Depois de estudar o tema há três décadas, quando publicou numa revista acadêmica da Universidade do Rio de Janeiro (Uerj) o artigo "Presidencialismo de Coalizão: o Dilema Institucional Brasileiro", sobre o período 1945-1964, Abranches considerou oportuno revisitar o modelo político brasileiro para um balanço de sua segunda encarnação. O resultado é o livro "Presidencialismo de Coalizão, Raízes e Evolução do Modelo Político Brasileiro" (Companhia das Letras, 434 págs), uma ampla narrativa histórica-estrutural das duas fases. Diferentemente de detratores, tomados por uma boa dose de visão simplista sobre a política e a construção social, Abranches conclui pela defesa do potencial democrático do presidencialismo de coalizão para dar conta de toda a heterogeneidade brasileira e pede sua refundação por uma nova Assembleia Constituinte.
"Esse modelo político não é um ato de vontade, ele nasce de características sócio-estruturais arraigadas desde o Império no imaginário brasileiro que foram transferidas para a República", afirma. Abranches lembra o fetichismo do brasileiro com uma figura "forte" no poder, um personalismo imperial, mas concomitante a uma multiplicidade de visões da sociedade. O bipartidarismo provocado pela ditadura militar, atesta o sociólogo, é contrário à natureza social brasileira e foi totalmente artificial. "O presidencialismo de coalizão, em 30 anos, mostrou-se resiliente e mais forte do que aquele no qual foi inspirado, surgido em 1945, mas é um modelo que respeita a diversidade brasileira", diz.
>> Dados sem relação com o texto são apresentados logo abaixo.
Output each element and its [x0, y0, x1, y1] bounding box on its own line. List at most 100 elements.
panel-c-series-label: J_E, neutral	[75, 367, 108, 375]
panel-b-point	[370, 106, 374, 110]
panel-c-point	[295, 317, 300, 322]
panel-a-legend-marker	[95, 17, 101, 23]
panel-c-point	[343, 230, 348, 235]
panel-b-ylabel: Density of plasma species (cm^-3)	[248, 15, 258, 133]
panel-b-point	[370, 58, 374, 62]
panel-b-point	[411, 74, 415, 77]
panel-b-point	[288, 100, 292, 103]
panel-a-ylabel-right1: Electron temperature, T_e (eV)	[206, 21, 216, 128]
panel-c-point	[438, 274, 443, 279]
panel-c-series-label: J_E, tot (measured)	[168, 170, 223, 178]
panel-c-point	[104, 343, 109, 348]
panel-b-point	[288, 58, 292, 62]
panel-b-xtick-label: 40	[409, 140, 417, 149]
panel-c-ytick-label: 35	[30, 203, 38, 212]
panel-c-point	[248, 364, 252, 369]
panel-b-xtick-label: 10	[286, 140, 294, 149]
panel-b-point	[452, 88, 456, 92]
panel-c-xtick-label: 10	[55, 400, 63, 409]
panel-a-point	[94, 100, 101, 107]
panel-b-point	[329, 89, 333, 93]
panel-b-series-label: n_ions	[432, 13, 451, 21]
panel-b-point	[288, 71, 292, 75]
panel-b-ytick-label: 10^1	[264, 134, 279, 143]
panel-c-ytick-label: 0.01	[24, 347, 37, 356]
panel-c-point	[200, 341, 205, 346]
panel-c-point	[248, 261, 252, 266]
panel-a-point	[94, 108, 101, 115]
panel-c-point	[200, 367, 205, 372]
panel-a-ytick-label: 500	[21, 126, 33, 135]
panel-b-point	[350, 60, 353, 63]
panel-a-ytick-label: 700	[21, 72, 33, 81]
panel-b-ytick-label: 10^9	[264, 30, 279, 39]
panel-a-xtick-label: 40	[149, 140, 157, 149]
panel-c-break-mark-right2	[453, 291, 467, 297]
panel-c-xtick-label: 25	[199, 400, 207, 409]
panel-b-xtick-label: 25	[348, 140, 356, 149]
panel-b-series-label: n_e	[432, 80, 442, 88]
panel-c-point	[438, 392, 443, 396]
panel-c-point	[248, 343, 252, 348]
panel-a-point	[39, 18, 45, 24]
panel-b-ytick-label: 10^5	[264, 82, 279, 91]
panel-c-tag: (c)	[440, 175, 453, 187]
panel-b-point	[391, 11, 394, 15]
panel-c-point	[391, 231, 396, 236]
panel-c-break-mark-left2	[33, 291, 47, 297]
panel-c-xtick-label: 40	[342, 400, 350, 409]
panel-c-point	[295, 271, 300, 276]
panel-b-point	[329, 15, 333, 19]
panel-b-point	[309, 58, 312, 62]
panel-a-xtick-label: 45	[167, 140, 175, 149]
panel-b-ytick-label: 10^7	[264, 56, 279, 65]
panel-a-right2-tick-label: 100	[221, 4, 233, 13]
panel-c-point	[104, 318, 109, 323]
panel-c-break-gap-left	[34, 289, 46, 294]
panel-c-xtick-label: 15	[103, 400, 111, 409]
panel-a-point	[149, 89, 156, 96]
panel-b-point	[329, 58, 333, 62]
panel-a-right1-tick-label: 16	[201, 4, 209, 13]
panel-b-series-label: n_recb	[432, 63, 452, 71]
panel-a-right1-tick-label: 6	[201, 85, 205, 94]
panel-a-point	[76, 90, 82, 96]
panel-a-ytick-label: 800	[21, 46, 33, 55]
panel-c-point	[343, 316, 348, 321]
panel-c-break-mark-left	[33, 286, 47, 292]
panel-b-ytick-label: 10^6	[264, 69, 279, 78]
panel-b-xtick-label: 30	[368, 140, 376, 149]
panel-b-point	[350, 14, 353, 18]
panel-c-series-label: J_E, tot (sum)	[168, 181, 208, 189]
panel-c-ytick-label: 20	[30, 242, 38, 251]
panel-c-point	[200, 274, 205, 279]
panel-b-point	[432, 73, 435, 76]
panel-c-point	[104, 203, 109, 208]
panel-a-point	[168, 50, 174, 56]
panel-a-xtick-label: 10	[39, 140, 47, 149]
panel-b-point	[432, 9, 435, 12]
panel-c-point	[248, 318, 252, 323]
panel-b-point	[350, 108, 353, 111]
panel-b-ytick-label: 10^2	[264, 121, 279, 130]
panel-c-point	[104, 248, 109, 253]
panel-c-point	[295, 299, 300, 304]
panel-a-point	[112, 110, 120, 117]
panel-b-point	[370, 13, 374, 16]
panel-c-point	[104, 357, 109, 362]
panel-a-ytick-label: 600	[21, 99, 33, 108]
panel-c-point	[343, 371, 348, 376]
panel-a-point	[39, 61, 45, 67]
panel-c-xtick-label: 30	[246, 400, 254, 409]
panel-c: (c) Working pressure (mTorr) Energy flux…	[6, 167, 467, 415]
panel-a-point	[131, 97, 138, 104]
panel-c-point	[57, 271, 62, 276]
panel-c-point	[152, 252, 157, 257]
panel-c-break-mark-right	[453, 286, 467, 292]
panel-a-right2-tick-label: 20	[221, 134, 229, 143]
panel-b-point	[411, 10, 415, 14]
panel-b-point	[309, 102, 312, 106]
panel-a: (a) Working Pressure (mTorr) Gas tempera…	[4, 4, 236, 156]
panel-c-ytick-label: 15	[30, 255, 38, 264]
A democracia representativa está em crise, analisa Abranches, em todo o planeta. Aliás, seu livro inicia com essa lembrança ao leitor. Logo, é difícil atribuir culpa pela crise atual ou pelas crises recentes brasileiras, desde o impeachment de Fernando Collor em 1992, ao presidencialismo de coalizão. Se o parlamentarismo, em 1993, tivesse saído vitorioso do plebiscito, segundo o sociólogo, o Brasil também teria um "parlamentarismo de coalizão".
Em "A Era do Imprevisto: A Grande Transição do Século XX", seu livro anterior, Abranches aponta para o problema mundial de a hipertrofia do capital financeiro, verificada desde os anos 70, enfraquecer cada vez mais as democracias. "O capital financeiro globalizado impõe um ciclo fiscal totalmente diferente daquele exigido por partidos de centro-esquerda mais preocupados com o social, então, havia uma alternância de poder com governos de direita que baixavam impostos dos capitalistas e reduziam gastos sociais. Era um ciclo. Esse circuito, em boa parte do mundo, foi interrompido pelo mercado. Agora está sendo restaurado em vários países, Portugal, por exemplo", diz. Aqui mesmo no Brasil, Abranches vê os candidatos a presidente reconhecerem aspectos cruciais na questão fiscal, que haviam sido esquecidos, ou sociais, até então desprezados.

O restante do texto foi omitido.